Felizmente, há uma senhora muito idosa que, decerto numa das raras saídas de casa em pandemia, insiste com o vigilante apressado do Chalet da Condessa d’Edla (Elise Hensler, actriz e cantora lírica antes de D. Fernando II por ela se apaixonar em pleno São Carlos; diz-se que era Un ballo in maschera, de Verdi, o espectáculo dessa noite de Abril de 1860…) e me remete para questões muito mais essenciais: “Duvido muito de que, naquele tempo, já se fizessem casas de banho como esta que os senhores aqui têm”. A filha puxa-a, mãe temos de ir, o senhor quer fechar, e só a custo ela acede, uma estóica demonstração de vitalidade de fazer corar de vergonha os fragmentos de ruínas que — fetichismo romântico supremo — D. Fernando II mandou acoplar à fachada do Palácio da Pena. Num bar lisboeta onde o sol não nos falha, apercebo-me da presença de uma grande e longeva actriz portuguesa na mesa ao lado. Gostaria de estar enganado, mas a intuição, nestas coisas, raramente me falha. Não é privilégio, antes uma maldição, esta de fazer a fotografia antes sequer de ter havido tempo para pegar na câmara. Subitamente, um carro pára mesmo à nossa frente; o condutor abandona o volante, os meus filhos e eu gostamos muito do seu trabalho, parabéns, sim senhor, está cheia de força. Não está, não, pensa o fotógrafo ao lado, e, mal o carro arranca, esta woman under the influence que também admiro e que mal teve tempo para agradecer o gesto tal a condoída surpresa com que o recebeu, só não desaba completamente por um pequeno milagre. Já a vi tantas vezes, nunca desta forma. Quando me levanto, penso no que lhe poderia dizer sem provocar efeito semelhante; não descubro as palavras, venho-me embora.

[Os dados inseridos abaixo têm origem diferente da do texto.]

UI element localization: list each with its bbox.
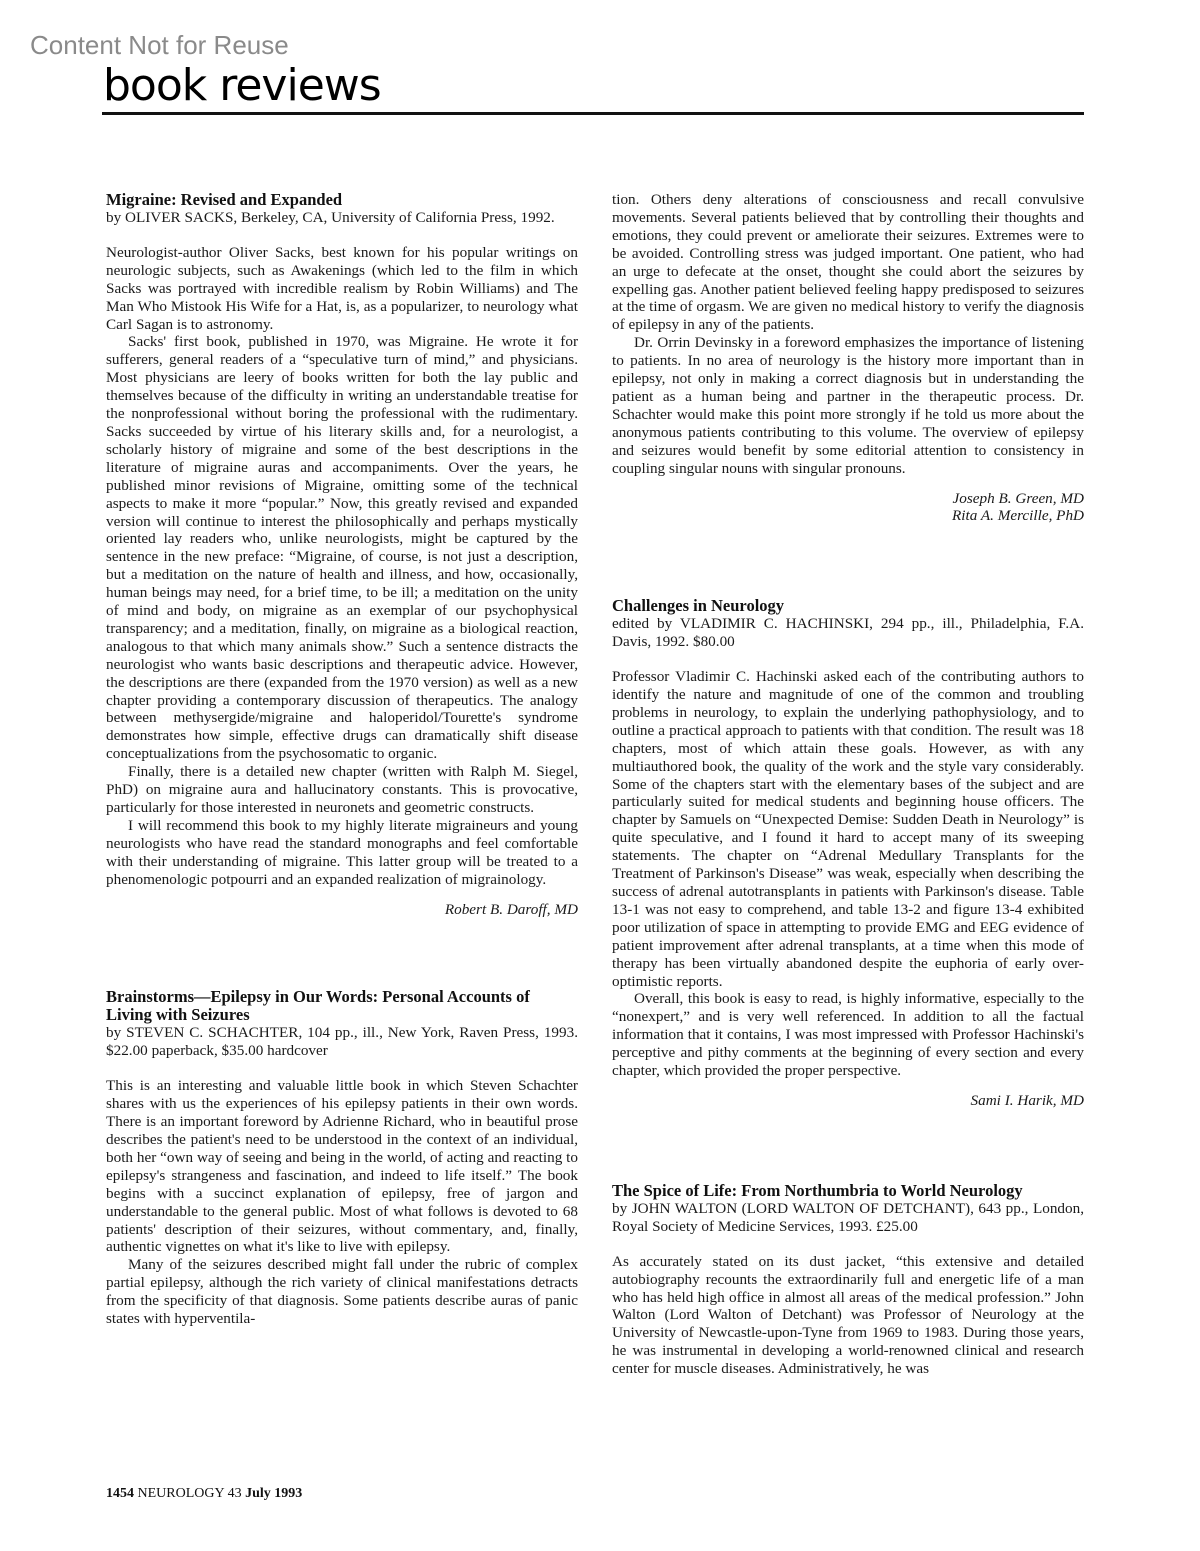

De volta à serra, a rádio dá-me uma canção totalmente atípica dos Beastie Boys (I don’t know, do Hello Nasty de 1998) que desconhecia por completo e que, muito provavelmente, não viria alguma vez a ouvir não fosse a generosidade deste locutor (leio que só a tocaram ao vivo uma única vez): “I’m walking through time / Deluded as the next guy / Pretending and hoping to find / That distant peace of mind”… Sucede-lhe Here Comes The Sun e fico convencido de que a generosidade pode ser, afinal, intuição. À chegada, tal como há um ano, David Simon faz-me companhia, agora com Treme (2010-2013), mais uma brilhante série-documento sobre a América, desta feita sobre o histórico bairro com o mesmo nome de Nova Orleães durante a ressaca pós-Katrina: há uma cidade desfeita, uma comunidade deslaçada, muitos nunca voltaram, alguns estão desaparecidos, outros partirão… Um antes e um depois, nada ficará como antes…. Mas e… as ondas? Não oiço as ondas… Talvez num próximo ano, quiçá um próximo olhar.